A fast two-level variable neighborhood search for the clustered vehicle routing problem.

We propose a two-level variable neighborhood search algorithm for tackling the Clustered Vehicle Routing Problem.High quality solutions and new upper bounds are obtained in very short computing times.The solution approach does not require the distances to be Euclidean.A new variant of the problem (the Clustered Vehicle Routing Problem with weak cluster constraints) is formally introduced.
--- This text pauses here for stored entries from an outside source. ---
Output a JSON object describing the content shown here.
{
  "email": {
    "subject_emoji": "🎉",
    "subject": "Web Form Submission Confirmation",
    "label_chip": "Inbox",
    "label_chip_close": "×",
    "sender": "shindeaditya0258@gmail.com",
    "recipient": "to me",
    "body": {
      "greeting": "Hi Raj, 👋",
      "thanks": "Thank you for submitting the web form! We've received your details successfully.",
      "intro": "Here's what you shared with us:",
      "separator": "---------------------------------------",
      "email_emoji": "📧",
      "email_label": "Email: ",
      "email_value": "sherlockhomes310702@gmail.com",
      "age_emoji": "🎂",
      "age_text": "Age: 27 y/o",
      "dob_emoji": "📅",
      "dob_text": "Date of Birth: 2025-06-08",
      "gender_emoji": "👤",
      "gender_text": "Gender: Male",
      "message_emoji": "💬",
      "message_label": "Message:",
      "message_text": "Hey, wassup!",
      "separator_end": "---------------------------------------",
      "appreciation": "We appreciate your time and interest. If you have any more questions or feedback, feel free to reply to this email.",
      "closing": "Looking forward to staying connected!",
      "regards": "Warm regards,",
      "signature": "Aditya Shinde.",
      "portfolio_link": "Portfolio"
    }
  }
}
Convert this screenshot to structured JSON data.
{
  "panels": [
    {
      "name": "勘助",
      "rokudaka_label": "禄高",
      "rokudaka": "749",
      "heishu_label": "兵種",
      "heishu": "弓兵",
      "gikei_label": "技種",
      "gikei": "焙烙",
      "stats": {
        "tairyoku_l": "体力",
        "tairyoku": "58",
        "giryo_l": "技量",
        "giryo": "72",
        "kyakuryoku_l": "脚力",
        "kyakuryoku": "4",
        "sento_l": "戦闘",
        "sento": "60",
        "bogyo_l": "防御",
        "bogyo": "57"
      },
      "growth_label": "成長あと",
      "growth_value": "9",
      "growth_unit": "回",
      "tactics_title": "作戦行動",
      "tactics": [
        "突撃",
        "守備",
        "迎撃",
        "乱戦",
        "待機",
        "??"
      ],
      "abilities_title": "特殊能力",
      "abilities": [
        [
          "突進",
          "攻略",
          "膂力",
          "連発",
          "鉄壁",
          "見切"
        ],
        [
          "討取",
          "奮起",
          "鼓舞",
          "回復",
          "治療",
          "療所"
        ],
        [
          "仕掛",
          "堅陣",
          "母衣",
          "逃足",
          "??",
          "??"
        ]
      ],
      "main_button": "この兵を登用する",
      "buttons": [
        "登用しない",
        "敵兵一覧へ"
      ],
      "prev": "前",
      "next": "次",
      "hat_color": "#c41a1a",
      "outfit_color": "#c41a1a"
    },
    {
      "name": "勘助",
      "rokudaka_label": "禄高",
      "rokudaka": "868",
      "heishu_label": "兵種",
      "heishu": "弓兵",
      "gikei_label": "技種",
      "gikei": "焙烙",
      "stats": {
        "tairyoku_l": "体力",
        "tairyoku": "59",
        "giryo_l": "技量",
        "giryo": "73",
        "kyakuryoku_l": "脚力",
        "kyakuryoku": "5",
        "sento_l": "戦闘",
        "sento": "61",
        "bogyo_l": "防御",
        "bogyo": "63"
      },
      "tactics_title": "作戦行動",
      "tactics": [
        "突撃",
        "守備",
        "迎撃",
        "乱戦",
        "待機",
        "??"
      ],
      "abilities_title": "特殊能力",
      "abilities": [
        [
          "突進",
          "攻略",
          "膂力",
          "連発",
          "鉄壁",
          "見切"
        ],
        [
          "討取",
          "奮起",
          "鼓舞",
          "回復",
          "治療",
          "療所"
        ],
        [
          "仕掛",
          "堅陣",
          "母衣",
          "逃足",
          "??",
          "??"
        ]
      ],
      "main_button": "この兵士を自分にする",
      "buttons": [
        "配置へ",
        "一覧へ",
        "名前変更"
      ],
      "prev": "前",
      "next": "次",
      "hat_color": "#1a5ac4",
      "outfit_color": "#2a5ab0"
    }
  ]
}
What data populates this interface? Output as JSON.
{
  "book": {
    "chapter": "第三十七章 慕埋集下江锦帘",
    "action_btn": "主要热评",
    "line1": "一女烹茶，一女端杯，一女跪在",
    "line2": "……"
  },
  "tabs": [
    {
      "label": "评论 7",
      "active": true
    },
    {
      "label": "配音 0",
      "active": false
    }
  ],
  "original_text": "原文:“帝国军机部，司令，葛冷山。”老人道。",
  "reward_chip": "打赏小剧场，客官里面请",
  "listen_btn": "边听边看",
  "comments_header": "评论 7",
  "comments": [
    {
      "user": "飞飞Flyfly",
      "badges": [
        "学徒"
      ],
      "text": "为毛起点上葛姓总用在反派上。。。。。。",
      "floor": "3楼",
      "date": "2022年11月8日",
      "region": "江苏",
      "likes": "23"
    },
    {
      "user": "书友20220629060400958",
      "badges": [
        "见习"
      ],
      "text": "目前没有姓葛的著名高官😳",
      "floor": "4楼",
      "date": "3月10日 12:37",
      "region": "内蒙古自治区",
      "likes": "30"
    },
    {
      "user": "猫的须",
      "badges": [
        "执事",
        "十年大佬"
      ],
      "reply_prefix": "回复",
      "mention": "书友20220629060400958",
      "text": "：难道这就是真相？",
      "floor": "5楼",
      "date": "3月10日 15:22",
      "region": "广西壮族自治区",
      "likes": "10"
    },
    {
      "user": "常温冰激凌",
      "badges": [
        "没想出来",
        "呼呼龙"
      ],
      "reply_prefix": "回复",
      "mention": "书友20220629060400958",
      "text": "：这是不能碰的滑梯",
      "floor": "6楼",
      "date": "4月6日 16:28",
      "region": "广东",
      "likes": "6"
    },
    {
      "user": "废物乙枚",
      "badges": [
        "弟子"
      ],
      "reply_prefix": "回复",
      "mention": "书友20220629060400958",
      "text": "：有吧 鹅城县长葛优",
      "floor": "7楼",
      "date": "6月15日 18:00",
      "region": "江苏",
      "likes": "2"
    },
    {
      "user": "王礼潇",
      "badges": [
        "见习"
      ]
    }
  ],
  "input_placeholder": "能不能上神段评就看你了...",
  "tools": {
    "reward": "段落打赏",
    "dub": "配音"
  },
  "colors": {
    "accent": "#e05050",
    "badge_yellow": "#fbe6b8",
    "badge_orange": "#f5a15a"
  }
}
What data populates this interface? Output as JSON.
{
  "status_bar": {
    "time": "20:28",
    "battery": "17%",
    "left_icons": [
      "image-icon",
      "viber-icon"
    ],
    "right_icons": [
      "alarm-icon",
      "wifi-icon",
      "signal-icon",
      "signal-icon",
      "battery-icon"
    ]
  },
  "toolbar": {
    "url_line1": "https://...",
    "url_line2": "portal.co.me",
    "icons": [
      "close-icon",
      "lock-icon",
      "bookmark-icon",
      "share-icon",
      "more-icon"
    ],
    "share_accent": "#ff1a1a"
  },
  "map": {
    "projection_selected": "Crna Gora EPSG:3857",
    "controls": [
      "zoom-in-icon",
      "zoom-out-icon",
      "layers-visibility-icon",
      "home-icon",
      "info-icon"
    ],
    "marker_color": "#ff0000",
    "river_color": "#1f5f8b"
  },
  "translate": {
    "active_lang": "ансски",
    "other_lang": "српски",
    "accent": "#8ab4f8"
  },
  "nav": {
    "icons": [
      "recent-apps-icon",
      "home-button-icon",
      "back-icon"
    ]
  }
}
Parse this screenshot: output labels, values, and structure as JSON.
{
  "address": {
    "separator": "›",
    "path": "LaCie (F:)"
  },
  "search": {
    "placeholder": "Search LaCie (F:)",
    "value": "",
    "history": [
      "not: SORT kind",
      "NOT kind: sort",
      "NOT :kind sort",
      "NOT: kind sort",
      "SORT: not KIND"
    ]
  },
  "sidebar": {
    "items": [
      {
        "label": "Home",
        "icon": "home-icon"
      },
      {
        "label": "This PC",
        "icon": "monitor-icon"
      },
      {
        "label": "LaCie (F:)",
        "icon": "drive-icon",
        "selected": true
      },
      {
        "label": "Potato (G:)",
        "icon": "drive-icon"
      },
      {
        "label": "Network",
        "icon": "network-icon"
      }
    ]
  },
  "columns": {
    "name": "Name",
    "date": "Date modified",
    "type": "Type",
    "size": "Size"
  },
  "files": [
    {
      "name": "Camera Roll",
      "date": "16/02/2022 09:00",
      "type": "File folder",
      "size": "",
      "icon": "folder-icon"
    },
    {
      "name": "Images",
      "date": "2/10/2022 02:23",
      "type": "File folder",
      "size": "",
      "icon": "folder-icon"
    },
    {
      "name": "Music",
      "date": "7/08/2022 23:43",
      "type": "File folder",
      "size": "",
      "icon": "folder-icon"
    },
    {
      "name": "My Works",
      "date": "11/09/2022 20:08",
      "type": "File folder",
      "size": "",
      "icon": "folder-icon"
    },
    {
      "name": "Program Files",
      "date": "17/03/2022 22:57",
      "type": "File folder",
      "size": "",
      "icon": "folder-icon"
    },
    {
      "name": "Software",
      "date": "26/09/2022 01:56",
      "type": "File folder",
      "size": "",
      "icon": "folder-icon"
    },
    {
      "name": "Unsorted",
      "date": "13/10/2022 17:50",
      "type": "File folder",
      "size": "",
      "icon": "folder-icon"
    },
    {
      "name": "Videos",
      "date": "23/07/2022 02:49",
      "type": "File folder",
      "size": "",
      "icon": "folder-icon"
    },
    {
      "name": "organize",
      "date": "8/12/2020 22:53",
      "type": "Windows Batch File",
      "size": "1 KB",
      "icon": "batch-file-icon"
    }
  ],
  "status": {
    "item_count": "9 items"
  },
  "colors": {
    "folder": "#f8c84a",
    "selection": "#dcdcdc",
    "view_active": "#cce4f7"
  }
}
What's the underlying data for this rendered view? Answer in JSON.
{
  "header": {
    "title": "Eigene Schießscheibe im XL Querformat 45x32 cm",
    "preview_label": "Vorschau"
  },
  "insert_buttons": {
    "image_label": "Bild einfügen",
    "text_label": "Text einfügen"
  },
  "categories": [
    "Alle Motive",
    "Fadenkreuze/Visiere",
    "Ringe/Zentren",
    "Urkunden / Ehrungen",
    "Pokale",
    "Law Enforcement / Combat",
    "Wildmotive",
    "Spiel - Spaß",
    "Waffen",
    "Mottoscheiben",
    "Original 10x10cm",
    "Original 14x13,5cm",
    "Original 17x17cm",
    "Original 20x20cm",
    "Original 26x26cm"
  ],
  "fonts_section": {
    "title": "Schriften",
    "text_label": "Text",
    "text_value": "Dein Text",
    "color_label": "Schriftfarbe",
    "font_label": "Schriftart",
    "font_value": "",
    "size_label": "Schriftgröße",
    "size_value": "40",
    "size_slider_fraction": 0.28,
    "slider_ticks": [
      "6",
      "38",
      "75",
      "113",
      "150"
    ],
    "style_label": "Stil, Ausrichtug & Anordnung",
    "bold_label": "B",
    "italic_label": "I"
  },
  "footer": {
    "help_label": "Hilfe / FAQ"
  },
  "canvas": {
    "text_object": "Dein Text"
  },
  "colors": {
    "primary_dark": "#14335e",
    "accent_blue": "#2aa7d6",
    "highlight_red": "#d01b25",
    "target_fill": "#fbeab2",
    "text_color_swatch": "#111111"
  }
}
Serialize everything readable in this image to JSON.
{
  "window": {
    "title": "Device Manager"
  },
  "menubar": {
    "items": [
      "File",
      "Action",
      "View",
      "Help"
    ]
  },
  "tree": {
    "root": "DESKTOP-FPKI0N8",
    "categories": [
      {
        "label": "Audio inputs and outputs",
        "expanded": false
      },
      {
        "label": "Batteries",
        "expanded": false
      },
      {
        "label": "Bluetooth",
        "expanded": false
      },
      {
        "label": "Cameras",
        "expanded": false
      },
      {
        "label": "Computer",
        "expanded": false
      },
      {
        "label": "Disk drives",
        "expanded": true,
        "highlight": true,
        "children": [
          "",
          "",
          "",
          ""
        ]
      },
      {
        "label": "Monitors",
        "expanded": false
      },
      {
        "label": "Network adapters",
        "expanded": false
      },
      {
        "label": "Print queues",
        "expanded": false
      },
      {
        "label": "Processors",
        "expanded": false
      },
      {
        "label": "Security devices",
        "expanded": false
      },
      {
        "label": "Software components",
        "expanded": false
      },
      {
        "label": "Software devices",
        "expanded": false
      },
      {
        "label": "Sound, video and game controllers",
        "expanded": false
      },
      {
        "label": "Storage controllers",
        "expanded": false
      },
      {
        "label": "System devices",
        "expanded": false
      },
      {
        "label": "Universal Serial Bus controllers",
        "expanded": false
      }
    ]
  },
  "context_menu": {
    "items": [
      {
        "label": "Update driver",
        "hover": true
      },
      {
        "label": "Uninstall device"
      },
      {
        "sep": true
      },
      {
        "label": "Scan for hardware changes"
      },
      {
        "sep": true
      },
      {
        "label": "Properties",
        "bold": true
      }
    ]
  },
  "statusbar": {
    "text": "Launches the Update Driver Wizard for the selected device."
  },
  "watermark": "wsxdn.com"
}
In this paper, we present an improved two-level heuristic to solve the clustered vehicle routing problem (CluVRP). The CluVRP is a generalization of the classical capacitated vehicle routing problem (CVRP) in which customers are grouped into predefined clusters, and all customers in a cluster must be served consecutively by the same vehicle. This paper contributes to the literature in the following ways: (i) new upper bounds are presented for multiple benchmark instances, (ii) good heuristic solutions are provided in much smaller computing times than existing approaches, (iii) the CluVRP is reduced to its cluster level without assuming Euclidean coordinates or distances, and (iv) a new variant of the CluVRP, the CluVRPwith weak cluster constraints, is introduced. In this variant, clusters are allocated to vehicles in their entirety, but all corresponding customers can be visited by the vehicle in any order.The proposed heuristic solves the CluVRP by combining two variable neighborhood search algorithms, that explore the solution space at the cluster level and the individual customer level respectively. The algorithm is tested on different benchmark instances from the literature with up to 484 nodes, obtaining high quality solutions while requiring only a limited calculation time.